Background Recent studies suggest that periodontal disease, as a source of subclinical and persistent infection, may induce systemic inflammatory responses that increase the risk of adverse pregnancy outcomes. Objectives To examine the existing evidence on the relationship between periodontal disease and adverse pregnancy outcomes. Search strategy Published studies identified via searches of the MEDLINE, EMBASE, CINAHL, and Current Contents full‐text databases. Selection criteria We identified and selected observational studies (i.e. case–control, cross‐sectional, and cohort) and nonrandomised controlled studies or randomised controlled trials that examined periodontal disease as a risk factor for adverse pregnancy outcomes. Data collection and analysis Odds ratios (OR) or risk ratios (RR) were extracted or calculated from the studies’ data. We calculated pooled effect size for two clinical controlled trials but not for the observational studies due to the heterogeneity in definitions for periodontal disease and adverse pregnancy outcomes across studies. Main results Twenty‐five studies (13 case–control, 9 cohort, and 3 controlled trials) were identified. The studies focused on preterm low birthweight, low birthweight, preterm birth, birthweight by gestational age, miscarriage or pregnancy loss, and pre‐eclampsia.
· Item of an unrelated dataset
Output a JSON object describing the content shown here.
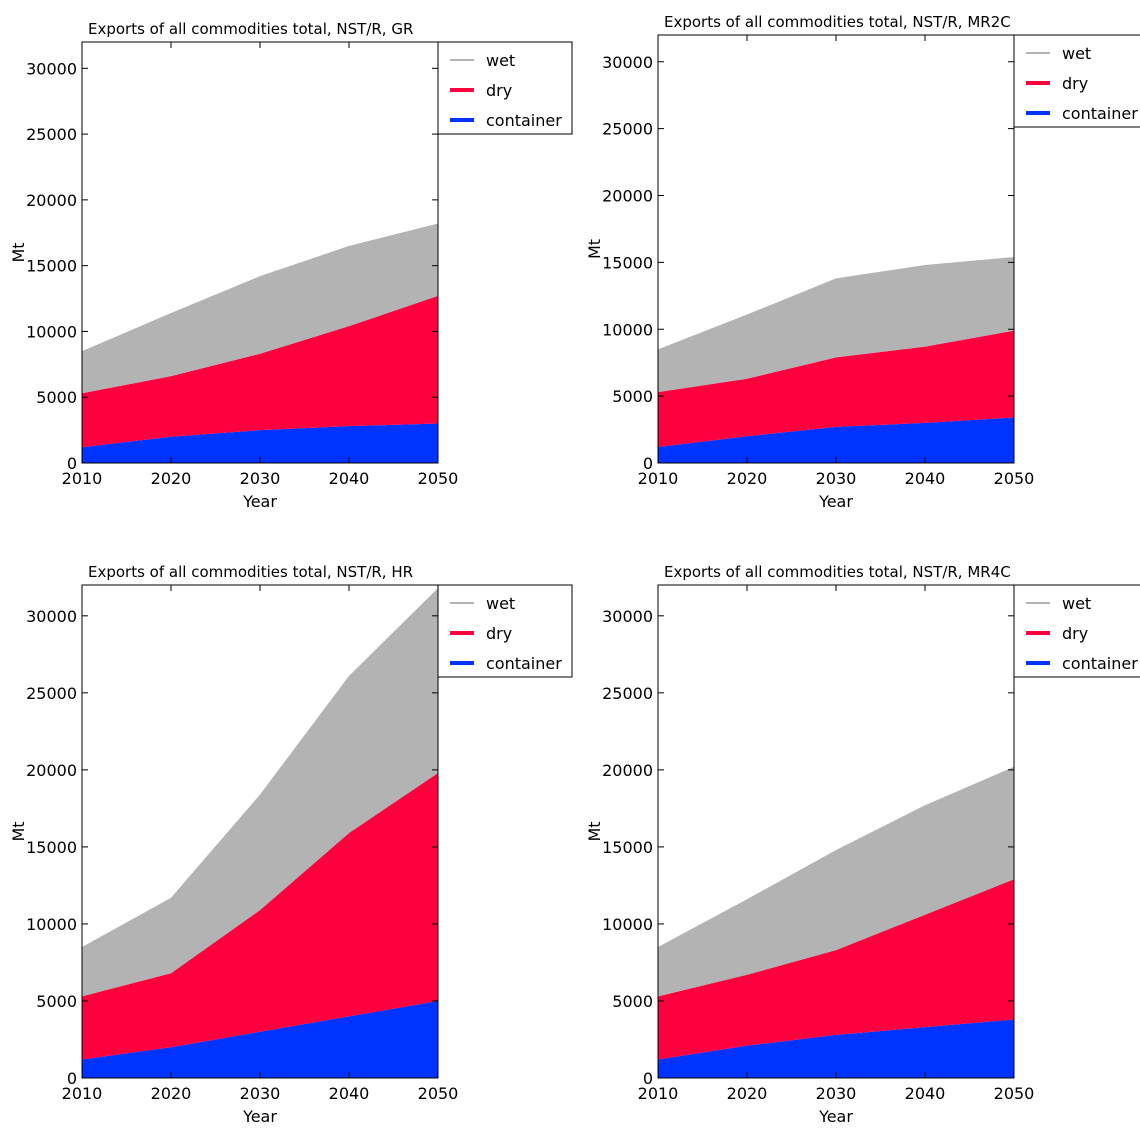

Of the chosen studies, 18 suggested an association between periodontal disease and increased risk of adverse pregnancy outcome (ORs ranging from 1.10 to 20.0) and 7 found no evidence of an association (ORs ranging from 0.78 to 2.54). Three clinical trial studies suggest that oral prophylaxis and periodontal treatment can lead to a 57% reduction in preterm low birthweight (pooled RR 0.43; 95% CI 0.24–0.78) and a 50% reduction in preterm births (RR 0.5; 95% CI 0.20–1.30). Author's conclusions Periodontal disease may be associated with an increased risk of adverse pregnancy outcome. However, more methodologically rigorous studies are needed for confirmation.